The United States has a opposite appetite landscape that is reflected in differences in state-level emissions profiles. Between 2005 and 2015, energy-related CO dioxide (CO2) emissions decreased in 43 states (including a District of Columbia) and increasing in 8 states. On a per capita basis, energy-related CO2 emissions decreased in 49 states (including a District of Columbia) and increasing in 2 states (Louisiana and Nebraska) between 2005 and 2015. EIA’s latest data on state-level energy-related CO2 emissions embody information orderly by fuel and by sector.
EIA’s research measures emissions expelled during a plcae where hoary fuels are consumed. When fuels are used in one state to beget electricity that is consumed in another state, for example, emissions are attributed to a state where a era occurs.
The 10 states with a top sum energy-related CO2 emissions in 2015 accounted for half of a U.S. total. These 10 states also have vast populations and comment for somewhat some-more than half (51%) of a nation’s sum population. California was a second-highest emitter in comprehensive terms (364 million metric tons of CO dioxide, or MMmt CO2), behind Texas (626 MMmt CO2). However, California was also a third-lowest emitter on a per capita basis, behind a District of Columbia and New York. Two states with comparatively tiny populations, Wyoming and North Dakota, had most aloft levels of per capita emissions—nearly 7 and 5 times a inhabitant average, respectively—because both states are vast appetite producers and, therefore, evacuate CO2 associated to a prolongation of coal, oil, and healthy gas.
Energy-related CO2 emissions are a outcome of coal, petroleum, and healthy gas consumed within a state to furnish electricity (36% of U.S. total), to ride products or people (35%), to work industrial processes (18%), or to directly fuel apparatus in residential and blurb buildings (11%). The expenditure levels by fuel and by zone change extremely by state. For example, in 2015 spark expenditure accounted for 75% of energy-related CO2 emissions in West Virginia, although, in California, spark usually accounted for 1% of emissions.

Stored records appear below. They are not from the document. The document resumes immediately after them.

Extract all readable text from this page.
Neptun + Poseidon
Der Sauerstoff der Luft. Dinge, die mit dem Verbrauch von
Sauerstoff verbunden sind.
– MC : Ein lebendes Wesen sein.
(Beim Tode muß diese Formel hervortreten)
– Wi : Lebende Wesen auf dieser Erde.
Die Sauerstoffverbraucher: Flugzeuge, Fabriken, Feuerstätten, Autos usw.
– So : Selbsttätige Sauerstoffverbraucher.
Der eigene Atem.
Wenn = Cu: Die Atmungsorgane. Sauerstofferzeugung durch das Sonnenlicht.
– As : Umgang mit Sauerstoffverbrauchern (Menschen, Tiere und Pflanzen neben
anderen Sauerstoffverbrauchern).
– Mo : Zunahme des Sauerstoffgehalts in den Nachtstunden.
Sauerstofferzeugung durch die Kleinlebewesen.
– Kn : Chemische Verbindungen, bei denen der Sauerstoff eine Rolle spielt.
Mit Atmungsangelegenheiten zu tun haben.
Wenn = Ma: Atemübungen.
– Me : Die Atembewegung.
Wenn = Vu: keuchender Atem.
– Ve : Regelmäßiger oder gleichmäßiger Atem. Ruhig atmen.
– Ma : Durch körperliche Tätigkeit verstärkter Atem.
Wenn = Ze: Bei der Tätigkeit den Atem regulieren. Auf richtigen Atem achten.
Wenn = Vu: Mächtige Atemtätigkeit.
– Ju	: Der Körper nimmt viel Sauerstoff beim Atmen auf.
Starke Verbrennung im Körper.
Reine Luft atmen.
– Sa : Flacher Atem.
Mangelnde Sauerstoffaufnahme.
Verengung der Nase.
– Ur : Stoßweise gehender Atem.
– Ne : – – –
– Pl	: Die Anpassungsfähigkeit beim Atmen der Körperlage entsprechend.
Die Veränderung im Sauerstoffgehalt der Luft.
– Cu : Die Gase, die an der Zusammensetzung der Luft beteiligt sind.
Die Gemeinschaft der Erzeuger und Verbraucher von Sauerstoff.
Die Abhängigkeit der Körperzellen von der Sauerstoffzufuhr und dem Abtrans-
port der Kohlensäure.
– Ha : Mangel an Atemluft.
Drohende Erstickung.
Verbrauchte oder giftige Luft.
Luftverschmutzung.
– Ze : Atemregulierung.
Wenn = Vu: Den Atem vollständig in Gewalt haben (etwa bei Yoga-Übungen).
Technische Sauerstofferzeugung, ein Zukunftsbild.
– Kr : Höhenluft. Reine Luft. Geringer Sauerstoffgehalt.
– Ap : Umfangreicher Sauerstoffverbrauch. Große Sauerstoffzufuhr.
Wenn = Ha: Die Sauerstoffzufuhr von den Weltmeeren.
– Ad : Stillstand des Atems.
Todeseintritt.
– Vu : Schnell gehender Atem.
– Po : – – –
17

Consumption of petroleum in Hawaii and Vermont accounted for 92% and 89% of energy-related CO2 emissions respectively, though for opposite reasons. In both states, emissions from a travel zone accounted for some-more than half of energy-related emissions. In Vermont, a non-electric (or direct) residential share of sum emissions was 23%, mostly from a use of petroleum-based fuels such as heating oil to fuel furnaces and H2O heaters. Vermont had probably no electric energy zone CO2 emissions in 2015. Hawaii, on a other hand, has really small approach use of petroleum for residential heating though most aloft use of petroleum for energy generation.